Wednesday, November 7, 2012

I sit here in a snowstorm. My house has been without power for 10 days because of the hurricane. i'm checking my text messages for anything from missing friends with houses closer to the surge-hit areas in Monmouth county. I'm wondering if I'll find someplace tomorrow to get enough gas to make it to work. I'm hoping and praying that the trucks I hear driving by outside are coming to fix the downed poles on my street. And I'm reading some comments on a major conservative blog on how Chris Christie's comments about Obama's help with relief efforts make him "dead" to mainstream republicans.

I am sorely vexed. 

Chris Christie didn't cost Romney the election, nor did he win the election for Obama. Chris Christie did what he always does: his job. He's the governor. Half his state looks like New Orleans after Katrina. He's putting his energy, efforts and yes, his political clout into the effort to help the people who elected him, and the people he represents. 

Chris Christie isn't dead. The Republican party is dead. Christie is just fine. The best the GOP could come up with, faced with a president so weak on fiscal policy and foreign affairs that a WET PAPER BAG (of which we currently have plenty, here in NJ) could have beaten him, was Mitt Romney. 

Seriously? The best and brightest of the GOP is a somewhat-left-of-sort-of center former governor from a liberal New England state with a track record that has more switches than Penn Station, a horrible personality deficit that he struggled mightily (and, frankly, admirably during the debates) to overcome, and - on the issues where Obama was weakest - policy positions that were largely indistinguishable from the past 12 years. He had great business experience, but he had absolutely no conservative credentials whatsoever. He certainly displayed no serious limited-government impulses beyond the again vague promise to stop government interference in business that - correctly or not - was widely perceived as code-speak for still more crony capitalism. 

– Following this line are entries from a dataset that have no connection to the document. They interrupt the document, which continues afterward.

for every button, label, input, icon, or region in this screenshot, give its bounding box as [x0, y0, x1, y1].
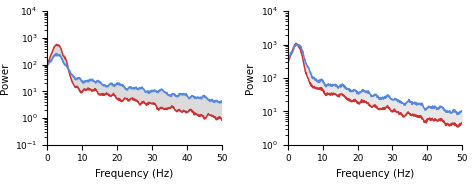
- X-axis label: Frequency (Hz): Frequency (Hz): [336, 169, 414, 179]
- X-axis label: Frequency (Hz): Frequency (Hz): [95, 169, 173, 179]
- Y-axis label: Power: Power: [246, 62, 255, 94]
- Y-axis label: Power: Power: [0, 62, 10, 94]
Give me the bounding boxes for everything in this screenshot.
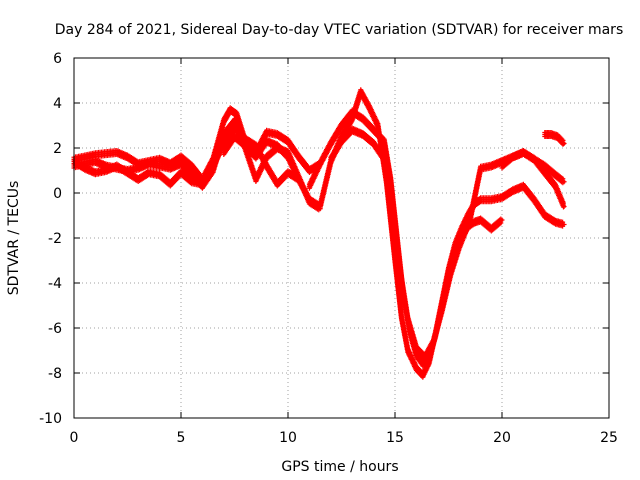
data-points <box>71 87 567 380</box>
series-track-2 <box>71 116 323 213</box>
series-track-3 <box>71 123 302 189</box>
chart-title: Day 284 of 2021, Sidereal Day-to-day VTE… <box>55 22 623 38</box>
grid-lines <box>74 58 609 418</box>
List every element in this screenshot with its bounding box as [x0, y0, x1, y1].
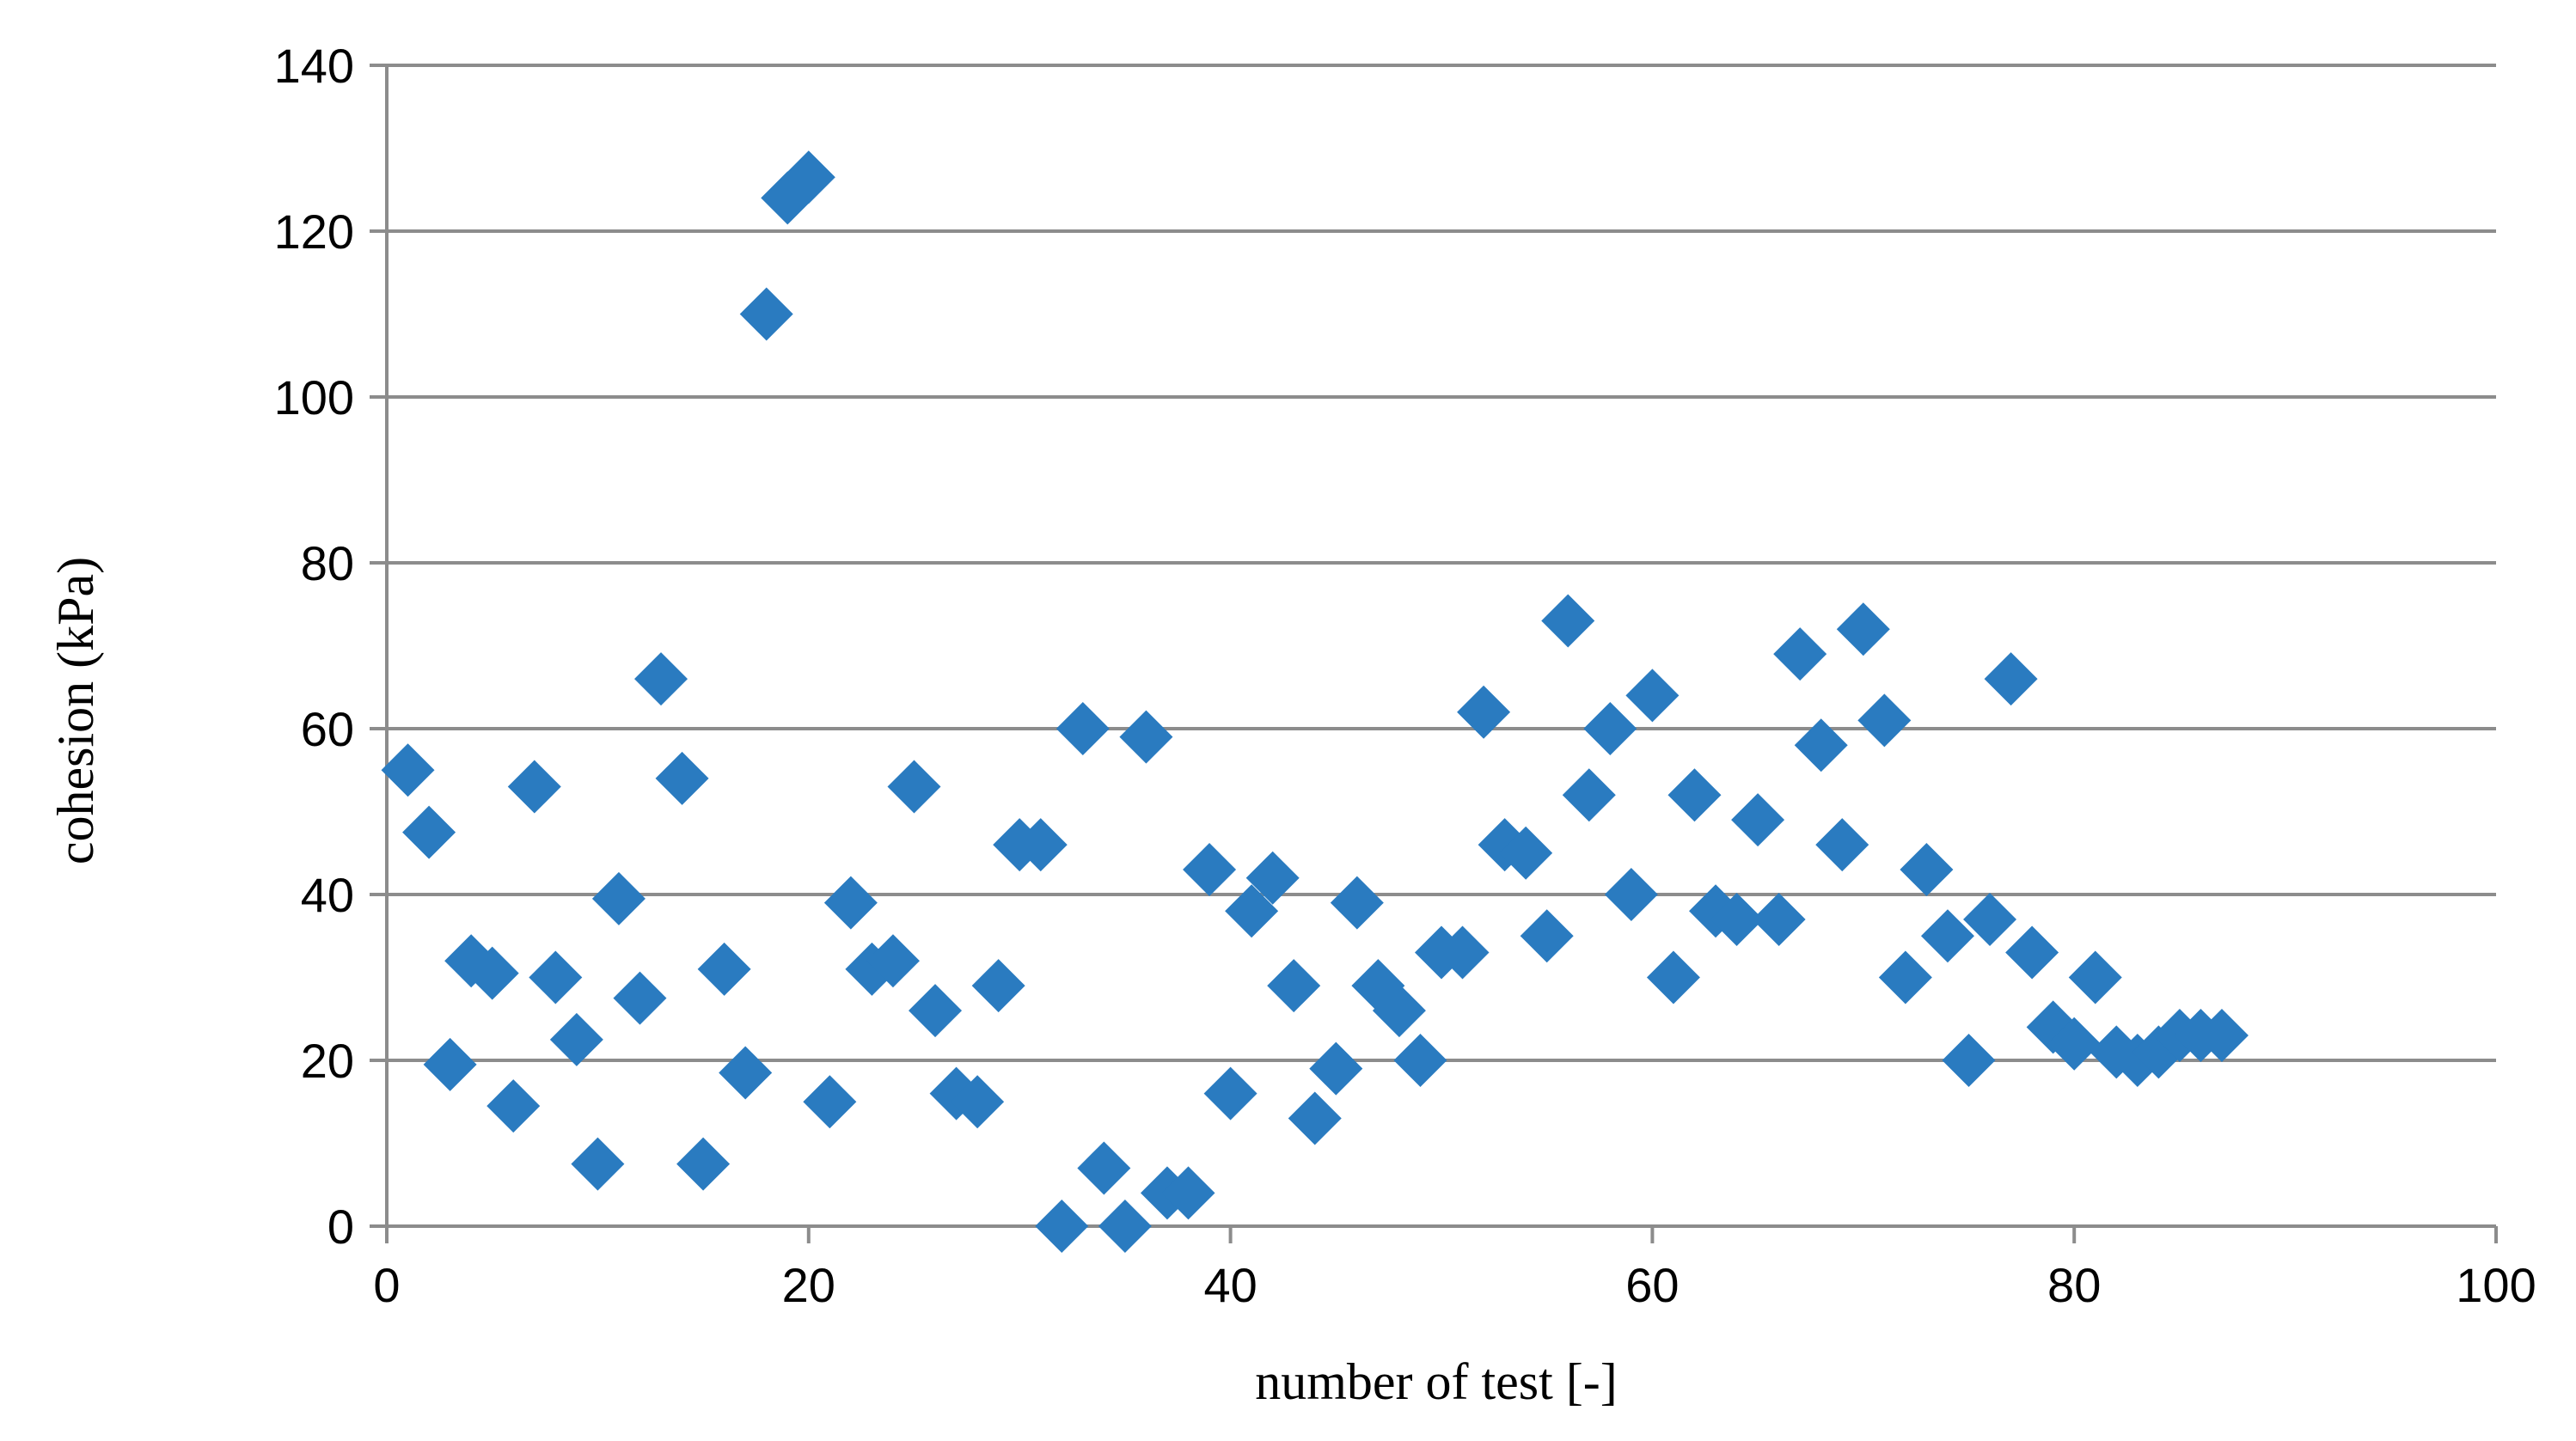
data-point — [1752, 892, 1806, 946]
data-point — [1625, 669, 1680, 723]
data-point — [402, 805, 456, 859]
data-point — [845, 942, 899, 996]
data-point — [2005, 925, 2059, 980]
data-point — [866, 934, 920, 988]
x-tick-label: 0 — [373, 1258, 400, 1312]
data-point — [1710, 892, 1764, 946]
data-point — [634, 652, 688, 706]
data-point — [1857, 693, 1912, 748]
data-point — [1773, 627, 1827, 681]
x-tick-labels: 0 20 40 60 80 100 — [373, 1258, 2536, 1312]
data-point — [1435, 925, 1490, 980]
y-tick-label: 20 — [301, 1034, 354, 1088]
y-tick-label: 40 — [301, 868, 354, 922]
data-points — [381, 150, 2249, 1253]
data-point — [1013, 818, 1068, 872]
data-point — [549, 1012, 603, 1066]
data-point — [1900, 843, 1954, 897]
data-point — [1183, 843, 1237, 897]
data-point — [1119, 710, 1173, 764]
data-point — [2068, 950, 2122, 1004]
data-point — [1583, 702, 1637, 755]
y-tick-label: 120 — [274, 205, 354, 259]
x-tick-label: 60 — [1625, 1258, 1679, 1312]
data-point — [1077, 1141, 1131, 1195]
y-axis-label: cohesion (kPa) — [47, 557, 104, 864]
data-point — [1457, 685, 1511, 739]
data-point — [1942, 1034, 1996, 1087]
data-point — [1098, 1200, 1152, 1253]
data-point — [465, 946, 519, 1000]
data-point — [1245, 851, 1300, 905]
y-tick-label: 80 — [301, 536, 354, 590]
x-tick-label: 40 — [1203, 1258, 1257, 1312]
gridlines — [387, 64, 2496, 1062]
data-point — [1878, 950, 1932, 1004]
data-point — [423, 1037, 477, 1091]
data-point — [1984, 652, 2038, 706]
data-point — [1562, 768, 1616, 822]
data-point — [486, 1079, 541, 1133]
x-tick-label: 20 — [782, 1258, 835, 1312]
data-point — [1541, 594, 1595, 648]
data-point — [887, 760, 941, 814]
data-point — [655, 751, 709, 805]
data-point — [823, 876, 878, 930]
data-point — [1815, 818, 1869, 872]
data-point — [613, 971, 667, 1025]
data-point — [1794, 718, 1848, 772]
axes — [370, 64, 2498, 1243]
data-point — [381, 743, 435, 797]
x-axis-label: number of test [-] — [1255, 1353, 1618, 1410]
data-point — [1920, 909, 1974, 963]
data-point — [2047, 1017, 2102, 1071]
data-point — [909, 984, 963, 1038]
data-point — [1372, 984, 1426, 1038]
data-point — [1731, 793, 1785, 847]
data-point — [1330, 876, 1384, 930]
data-point — [1520, 909, 1574, 963]
data-point — [951, 1075, 1005, 1129]
data-point — [697, 942, 751, 996]
data-point — [1035, 1200, 1089, 1253]
data-point — [1203, 1066, 1257, 1120]
y-tick-labels: 0 20 40 60 80 100 120 140 — [274, 39, 354, 1254]
data-point — [1963, 892, 2017, 946]
y-tick-label: 60 — [301, 702, 354, 756]
data-point — [1836, 602, 1890, 656]
data-point — [529, 950, 583, 1004]
y-tick-label: 100 — [274, 370, 354, 424]
data-point — [1055, 702, 1110, 755]
data-point — [1393, 1034, 1447, 1087]
data-point — [591, 871, 646, 925]
data-point — [803, 1075, 857, 1129]
data-point — [1499, 826, 1553, 880]
data-point — [719, 1046, 773, 1100]
data-point — [1267, 959, 1321, 1013]
data-point — [1604, 868, 1658, 921]
data-point — [507, 760, 561, 814]
y-tick-label: 0 — [327, 1200, 354, 1254]
x-tick-label: 80 — [2047, 1258, 2101, 1312]
data-point — [676, 1137, 731, 1191]
data-point — [1288, 1091, 1342, 1145]
x-tick-label: 100 — [2456, 1258, 2536, 1312]
data-point — [781, 150, 835, 205]
data-point — [571, 1137, 625, 1191]
data-point — [1309, 1041, 1363, 1096]
data-point — [1667, 768, 1722, 822]
y-tick-label: 140 — [274, 39, 354, 93]
data-point — [1225, 884, 1279, 938]
data-point — [1161, 1166, 1215, 1220]
data-point — [1646, 950, 1700, 1004]
data-point — [971, 959, 1025, 1013]
data-point — [2194, 1009, 2249, 1063]
data-point — [739, 287, 793, 341]
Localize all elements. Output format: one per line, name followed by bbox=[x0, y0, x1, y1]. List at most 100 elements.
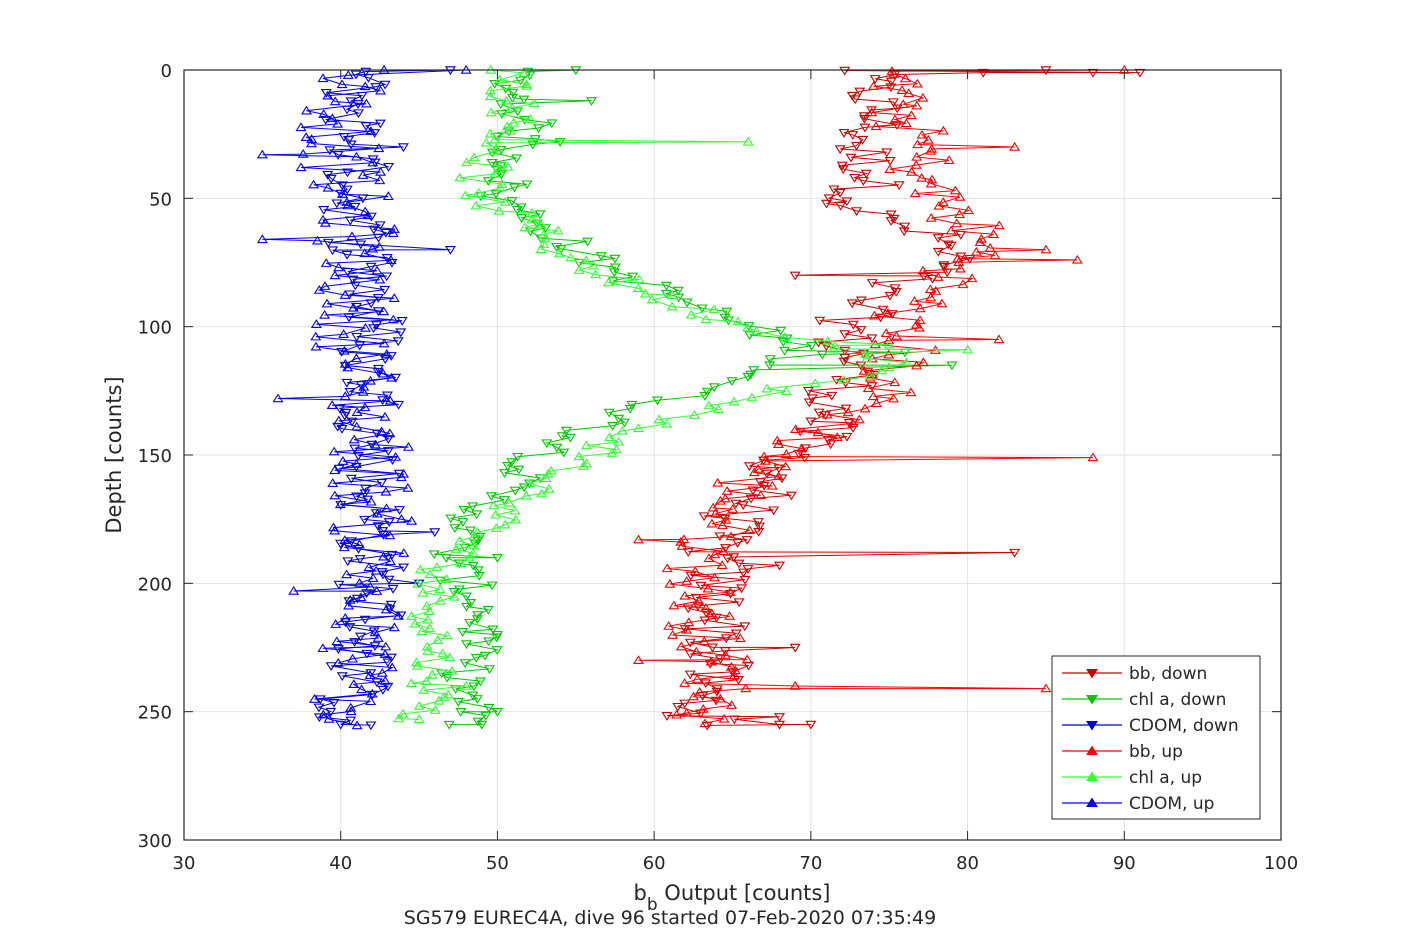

Seriously? Mitt Romney essentially ran on the "I'll do things vaguely different from Barak Obama, but not touch YOUR entitlements and somehow miraculously put you back to work" platform. He made smart moves with the debates, and a brilliant VP choice (who, somehow, mysteriously vanished during the last month of the campaign, yet managed to emerge victorious in his own congressional re-election run - talk about hedging your bets!) He performed admirably in the polls. 

But Romney didn't win, because he lost states he needed to win. And he didn't lose those states because of a picture of Stan and Ollie embracing on a washed-out beach. He lost them because, yet again, the GOP has produced a candidate that is so undifferentiated that, other than indistinct promises to "repeal Obamacare" and insincere-seeming nods to a few social issues, I cannot find within my mind any clear idea of how a Romney presidency would be substantively distinguished from Obama's.

I don't know what the next four years will bring. I'm not likely to vote for the next GOP presidential candidate. But I do know this: if the future of the GOP looks like Mitt Romney, it's dead. And if there's no place for Chris Christie in that party because he did his job as governor of a state that suffered an unprecedented natural disaster, then that's a good thing, because Christie is the kind of guy who I believe will find a place in national politics, and wherever he ends up, I'm far more likely to give them my vote than I will the party of Mitt the Undistinguishable.

I don't like everything Christie does. His position on guns is horrible (It's understandable, seeing that he is both a former prosecutor and a governor of a gun-hostile blue state, but it's not excusable.) His position of drug prohibition perpetuates the government-sanctioned thuggery of professional law enforcement. But, on balance, he's a good governor, considering the recent history of that position in New Jersey.